The other main ‘worry’ is an imminent removal of ridiculously low interest rates as the US economy continues to show some positive form. For some years, stocks in the US have been priced against a background environment of very low interest rates. While most investors understand that interest rates are set to rise towards more ‘normal’ levels that accurately reflect risk, the day that it actually happens is likely to signal a significant market pricing readjustment downwards, especially in the US.
In anticipation of higher US interest rates and in response to European turmoil, the US dollar is strengthening against its trading partners, which is likely to see the Australian dollar continue to fall towards US75c or lower. A higher US dollar has mixed implications for Australia. In the absence of any independent price adjustment, commodities that are priced in US-dollar terms will be stronger in Australian-dollar terms, but Australia maintains a considerable trade deficit with the US, so imports of vital manufactured goods, transport and engineering equipment from the US will become more expensive. A stronger US will also provide headwinds to the US economy, making it less competitive globally over time, especially when energy prices recover.
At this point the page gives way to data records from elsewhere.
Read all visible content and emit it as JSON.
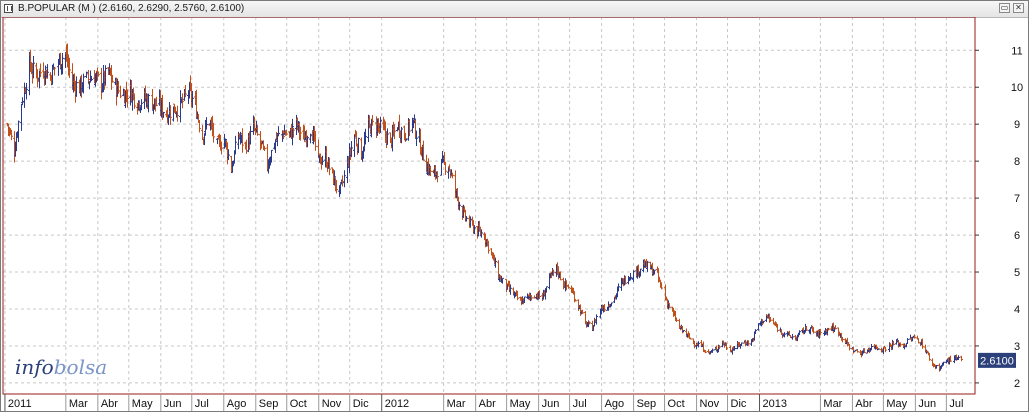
{
  "window": {
    "title": "B.POPULAR (M ) (2.6160, 2.6290, 2.5760, 2.6100)",
    "restore_glyph": "▭",
    "close_glyph": "✕"
  },
  "logo": {
    "part1": "info",
    "part2": "bolsa"
  },
  "last_price_label": "2.6100",
  "colors": {
    "up": "#2a3a8c",
    "down": "#c0501c",
    "grid": "#c8c8c8",
    "frame": "#9b1b1b",
    "price_tag_bg": "#2b3f7a"
  },
  "chart_data": {
    "type": "ohlc",
    "title": "B.POPULAR (M ) (2.6160, 2.6290, 2.5760, 2.6100)",
    "last": {
      "open": 2.616,
      "high": 2.629,
      "low": 2.576,
      "close": 2.61
    },
    "ylim": [
      1.7,
      11.9
    ],
    "y_ticks": [
      2,
      3,
      4,
      5,
      6,
      7,
      8,
      9,
      10,
      11
    ],
    "grid": true,
    "x_labels": [
      {
        "label": "2011",
        "year": true
      },
      {
        "label": "Mar"
      },
      {
        "label": "Abr"
      },
      {
        "label": "May"
      },
      {
        "label": "Jun"
      },
      {
        "label": "Jul"
      },
      {
        "label": "Ago"
      },
      {
        "label": "Sep"
      },
      {
        "label": "Oct"
      },
      {
        "label": "Nov"
      },
      {
        "label": "Dic"
      },
      {
        "label": "2012",
        "year": true
      },
      {
        "label": "Mar"
      },
      {
        "label": "Abr"
      },
      {
        "label": "May"
      },
      {
        "label": "Jun"
      },
      {
        "label": "Jul"
      },
      {
        "label": "Ago"
      },
      {
        "label": "Sep"
      },
      {
        "label": "Oct"
      },
      {
        "label": "Nov"
      },
      {
        "label": "Dic"
      },
      {
        "label": "2013",
        "year": true
      },
      {
        "label": "Mar"
      },
      {
        "label": "Abr"
      },
      {
        "label": "May"
      },
      {
        "label": "Jun"
      },
      {
        "label": "Jul"
      }
    ],
    "series": [
      {
        "name": "B.POPULAR",
        "close_path": [
          [
            "2011-01-03",
            9.0
          ],
          [
            "2011-01-10",
            8.3
          ],
          [
            "2011-01-17",
            9.6
          ],
          [
            "2011-01-24",
            10.6
          ],
          [
            "2011-01-31",
            10.3
          ],
          [
            "2011-02-07",
            10.5
          ],
          [
            "2011-02-14",
            10.3
          ],
          [
            "2011-02-21",
            10.7
          ],
          [
            "2011-02-28",
            10.9
          ],
          [
            "2011-03-07",
            10.1
          ],
          [
            "2011-03-14",
            10.0
          ],
          [
            "2011-03-21",
            10.2
          ],
          [
            "2011-03-28",
            10.3
          ],
          [
            "2011-04-04",
            10.1
          ],
          [
            "2011-04-11",
            10.4
          ],
          [
            "2011-04-18",
            10.0
          ],
          [
            "2011-04-25",
            9.8
          ],
          [
            "2011-05-02",
            9.9
          ],
          [
            "2011-05-09",
            9.6
          ],
          [
            "2011-05-16",
            9.7
          ],
          [
            "2011-05-23",
            9.6
          ],
          [
            "2011-05-30",
            9.5
          ],
          [
            "2011-06-06",
            9.3
          ],
          [
            "2011-06-13",
            9.4
          ],
          [
            "2011-06-20",
            9.5
          ],
          [
            "2011-06-27",
            9.9
          ],
          [
            "2011-07-04",
            9.5
          ],
          [
            "2011-07-11",
            8.7
          ],
          [
            "2011-07-18",
            9.1
          ],
          [
            "2011-07-25",
            8.4
          ],
          [
            "2011-08-01",
            8.6
          ],
          [
            "2011-08-08",
            7.8
          ],
          [
            "2011-08-15",
            8.7
          ],
          [
            "2011-08-22",
            8.4
          ],
          [
            "2011-08-29",
            8.9
          ],
          [
            "2011-09-05",
            8.5
          ],
          [
            "2011-09-12",
            7.9
          ],
          [
            "2011-09-19",
            8.5
          ],
          [
            "2011-09-26",
            8.8
          ],
          [
            "2011-10-03",
            8.7
          ],
          [
            "2011-10-10",
            9.0
          ],
          [
            "2011-10-17",
            8.6
          ],
          [
            "2011-10-24",
            8.9
          ],
          [
            "2011-10-31",
            8.0
          ],
          [
            "2011-11-07",
            8.1
          ],
          [
            "2011-11-14",
            7.6
          ],
          [
            "2011-11-21",
            7.1
          ],
          [
            "2011-11-28",
            7.9
          ],
          [
            "2011-12-05",
            8.7
          ],
          [
            "2011-12-12",
            8.2
          ],
          [
            "2011-12-19",
            8.9
          ],
          [
            "2011-12-26",
            9.0
          ],
          [
            "2012-01-02",
            8.8
          ],
          [
            "2012-01-09",
            8.5
          ],
          [
            "2012-01-16",
            9.0
          ],
          [
            "2012-01-23",
            8.7
          ],
          [
            "2012-01-30",
            9.1
          ],
          [
            "2012-02-06",
            8.5
          ],
          [
            "2012-02-13",
            7.9
          ],
          [
            "2012-02-20",
            7.6
          ],
          [
            "2012-02-27",
            7.9
          ],
          [
            "2012-03-05",
            7.9
          ],
          [
            "2012-03-12",
            7.2
          ],
          [
            "2012-03-19",
            6.6
          ],
          [
            "2012-03-26",
            6.3
          ],
          [
            "2012-04-02",
            6.1
          ],
          [
            "2012-04-09",
            6.0
          ],
          [
            "2012-04-16",
            5.5
          ],
          [
            "2012-04-23",
            4.9
          ],
          [
            "2012-04-30",
            4.6
          ],
          [
            "2012-05-07",
            4.4
          ],
          [
            "2012-05-14",
            4.2
          ],
          [
            "2012-05-21",
            4.3
          ],
          [
            "2012-05-28",
            4.4
          ],
          [
            "2012-06-04",
            4.3
          ],
          [
            "2012-06-11",
            4.8
          ],
          [
            "2012-06-18",
            5.1
          ],
          [
            "2012-06-25",
            4.7
          ],
          [
            "2012-07-02",
            4.5
          ],
          [
            "2012-07-09",
            4.1
          ],
          [
            "2012-07-16",
            3.6
          ],
          [
            "2012-07-23",
            3.5
          ],
          [
            "2012-07-30",
            4.0
          ],
          [
            "2012-08-06",
            4.1
          ],
          [
            "2012-08-13",
            4.3
          ],
          [
            "2012-08-20",
            4.7
          ],
          [
            "2012-08-27",
            4.9
          ],
          [
            "2012-09-03",
            5.0
          ],
          [
            "2012-09-10",
            5.2
          ],
          [
            "2012-09-17",
            5.1
          ],
          [
            "2012-09-24",
            4.9
          ],
          [
            "2012-10-01",
            4.3
          ],
          [
            "2012-10-08",
            3.9
          ],
          [
            "2012-10-15",
            3.5
          ],
          [
            "2012-10-22",
            3.3
          ],
          [
            "2012-10-29",
            3.1
          ],
          [
            "2012-11-05",
            3.0
          ],
          [
            "2012-11-12",
            2.8
          ],
          [
            "2012-11-19",
            2.9
          ],
          [
            "2012-11-26",
            3.1
          ],
          [
            "2012-12-03",
            2.9
          ],
          [
            "2012-12-10",
            3.0
          ],
          [
            "2012-12-17",
            3.1
          ],
          [
            "2012-12-24",
            3.1
          ],
          [
            "2012-12-31",
            3.6
          ],
          [
            "2013-01-07",
            3.8
          ],
          [
            "2013-01-14",
            3.6
          ],
          [
            "2013-01-21",
            3.4
          ],
          [
            "2013-01-28",
            3.3
          ],
          [
            "2013-02-04",
            3.2
          ],
          [
            "2013-02-11",
            3.4
          ],
          [
            "2013-02-18",
            3.5
          ],
          [
            "2013-02-25",
            3.3
          ],
          [
            "2013-03-04",
            3.4
          ],
          [
            "2013-03-11",
            3.5
          ],
          [
            "2013-03-18",
            3.4
          ],
          [
            "2013-03-25",
            3.1
          ],
          [
            "2013-04-01",
            2.9
          ],
          [
            "2013-04-08",
            2.8
          ],
          [
            "2013-04-15",
            2.9
          ],
          [
            "2013-04-22",
            3.0
          ],
          [
            "2013-04-29",
            2.9
          ],
          [
            "2013-05-06",
            3.0
          ],
          [
            "2013-05-13",
            3.1
          ],
          [
            "2013-05-20",
            3.0
          ],
          [
            "2013-05-27",
            3.2
          ],
          [
            "2013-06-03",
            3.2
          ],
          [
            "2013-06-10",
            2.9
          ],
          [
            "2013-06-17",
            2.5
          ],
          [
            "2013-06-24",
            2.4
          ],
          [
            "2013-07-01",
            2.6
          ],
          [
            "2013-07-08",
            2.65
          ],
          [
            "2013-07-15",
            2.61
          ]
        ]
      }
    ]
  }
}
In addition, newly awakened Russian and Chinese militarism is also rocking the boat. Russia is using conscripted labour to rearm itself, boosting domestic activity in a sanction-weakened economy and it has massed troops on its border with the Ukraine, threatening an all-out invasion.
Meanwhile, China is creating another environmental disaster in an area of international waters between Vietnam, the Philippines and Malaysia, by dredging up square kilometres of pristine reef to construct islands, complete with airstrips and harbours. The problem appears to be that the area is called the South China Sea, and China appears to be taking that name literally, unilaterally declared the region to be part of greater China, or at least a Chinese economic zone! Other nations have begun overflying the seafloor grab, much to China’s annoyance, but StockAnalysis is concerned that all this activity will not end well.
Commodity prices are always a key indicator for the pace of the Australian market, with the medium-term outlook remaining generally bleak. All bets are off however if tanks roll into Europe from Russia. That is likely to send the price of oil and gold ballistic (if you’ll pardon the pun).
Bulk commodities (iron ore, coal and mineral sands) remain steady at weak levels with ample supply in a stagnant market. Bauxite is trying to replace iron ore as the new bulk commodity de jour, but industry reconfiguration could negatively impact exports to China by the end of the decade. In most cases, base metals are trading well below their marginal cost of production, but there is little sign that prices will improve before 2016. At a price of $5.35/lb, the price of nickel is probably within 20c/lb from an absolute base with some high cost producers under pressure. The big issue for nickel is that any recovery above about $7.50/lb is likely to draw in new supplies from Chinese pig iron processors, limiting upside in the medium term.
StockAnalysis remains positive on the outlook for zinc into 2016, with the current price of just under $1/lb offering incentive to producers and exploration companies like Independence Group and Peel Mining.
StockAnalysis thinks that the long-term outlook is supportive for gold, especially in Australian-dollar terms. The price of gold has been holding strongly above $A1500 per ounce since the beginning of 2015, but there is a technical risk to the downside in the short term that could take gold to $1300/oz. The current cost curve indicates that most miners require +$US1000/oz ($A1300) to sustain operations, so that should form a base.
Instability on the Chinese market, which is beginning to unravel as phantom companies tumble in value by billions of dollars in a day, is symptomatic of the top of a bubble in that market. This action, combined with potential for military action in the Ukraine and currency instability in Europe should support the price of gold, but so far, this has not happened.